Começamos 2002 e já de cara fomos para a final do Torneio Rio-São Paulo. Infelizmente, o SP foi superado pelo Corinthians. Ali, algo já estava estranho. Nossa defesa era lenta, desarrumada e sofria tanto na grama como na bola aérea. Mesmo com nossa desconfiança, nada foi feito. Bola prá frente...
O ano prosseguiu e as falhas na defesa eram gritantes, mesmo quando fomos os primeiros na primeira fase do Brasileiro.
Apesar de Kaká, Luís Fabiano, Ricardinho (à parte se é gente boa ou não, o fato é que era jogador de Seleção), Maldonado, nossa defesa entregava o outro e todos irritantemente, sabiam disso.
O Sr.
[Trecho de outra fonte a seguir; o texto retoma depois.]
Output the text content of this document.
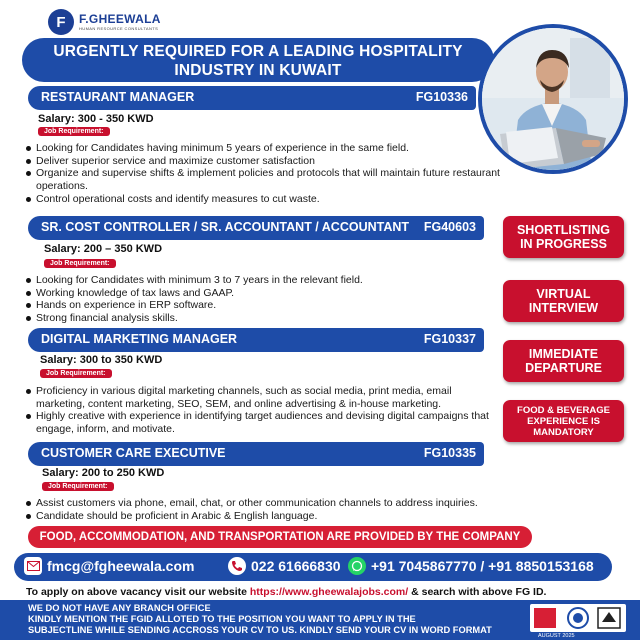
F	F.GHEEWALA
HUMAN RESOURCE CONSULTANTS
URGENTLY REQUIRED FOR A LEADING HOSPITALITY
INDUSTRY IN KUWAIT
RESTAURANT MANAGER	FG10336
Salary: 300 - 350 KWD
Job Requirement:
Looking for Candidates having minimum 5 years of experience in the same field.
Deliver superior service and maximize customer satisfaction
Organize and supervise shifts & implement policies and protocols that will maintain future restaurant operations.
Control operational costs and identify measures to cut waste.
SR. COST CONTROLLER / SR. ACCOUNTANT / ACCOUNTANT FG40603
Salary: 200 – 350 KWD
Job Requirement:
Looking for Candidates with minimum 3 to 7 years in the relevant field.
Working knowledge of tax laws and GAAP.
Hands on experience in ERP software.
Strong financial analysis skills.
DIGITAL MARKETING MANAGER	FG10337
Salary: 300 to 350 KWD
Job Requirement:
Proficiency in various digital marketing channels, such as social media, print media, email marketing, content marketing, SEO, SEM, and online advertising & in-house marketing.
Highly creative with experience in identifying target audiences and devising digital campaigns that engage, inform, and motivate.
CUSTOMER CARE EXECUTIVE	FG10335
Salary: 200 to 250 KWD
Job Requirement:
Assist customers via phone, email, chat, or other communication channels to address inquiries.
Candidate should be proficient in Arabic & English language.
SHORTLISTING
IN PROGRESS
VIRTUAL
INTERVIEW
IMMEDIATE
DEPARTURE
FOOD & BEVERAGE
EXPERIENCE IS
MANDATORY
FOOD, ACCOMMODATION, AND TRANSPORTATION ARE PROVIDED BY THE COMPANY
fmcg@fgheewala.com	022 61666830 +91 7045867770 / +91 8850153168
To apply on above vacancy visit our website https://www.gheewalajobs.com/ & search with above FG ID.
WE DO NOT HAVE ANY BRANCH OFFICE
KINDLY MENTION THE FGID ALLOTED TO THE POSITION YOU WANT TO APPLY IN THE
SUBJECTLINE WHILE SENDING ACCROSS YOUR CV TO US. KINDLY SEND YOUR CV IN WORD FORMAT
AUGUST 2025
Osvaldo Oliveira escalava Júlio Santos, Jean, Ameli e outros que nem me lembro mais, enquanto um certo Diego Lugano ficava pacientemente no banco. Só por isso, Osvaldinho tinha de ser banido do futebol. Ainda me lembro quando Lugano estreou com a camisa do SP naquele ano, contra o Atlético Mineiro no Mineirão. Casagrande disse:“não comprometeu”. Para mim, deveria ter tido mais chances. Porém, seu destino estava traçado de forma diferente, como veríamos 3 anos depois.
Porque digo tudo isso?
Porque a história parece se repetir.
Nossa defesa, exceção à Rhodolfo e Cortêz, é hoje nosso calcanhar de Aquiles.
Entendo que do meio pra frente, quando acertarmos, teremos muitas alegrias.
Porém, na mesma proporção, entendo que levaremos muitos sustos e nossos nervos serão mais que testados lá na zaga. Os jogadores contratados não estão no mesmo nível dos demais.
Fico pensando uma zaga com Miranda e Rhodolfo ou Lugano e Rhodolfo. Ficaríamos mais tranquilos e não teríamos aquela velha incerteza quando a bola fosse alçada na área ou quando os atacantes adversários rondassem nosso gol.
Lembram-se de 2002? É esse sentimento sinistro que tenho hoje. E é o mesmo que tinha com Jean e Júlio Santos.
Como diria certo narrador esportivo. “Meu Deus”.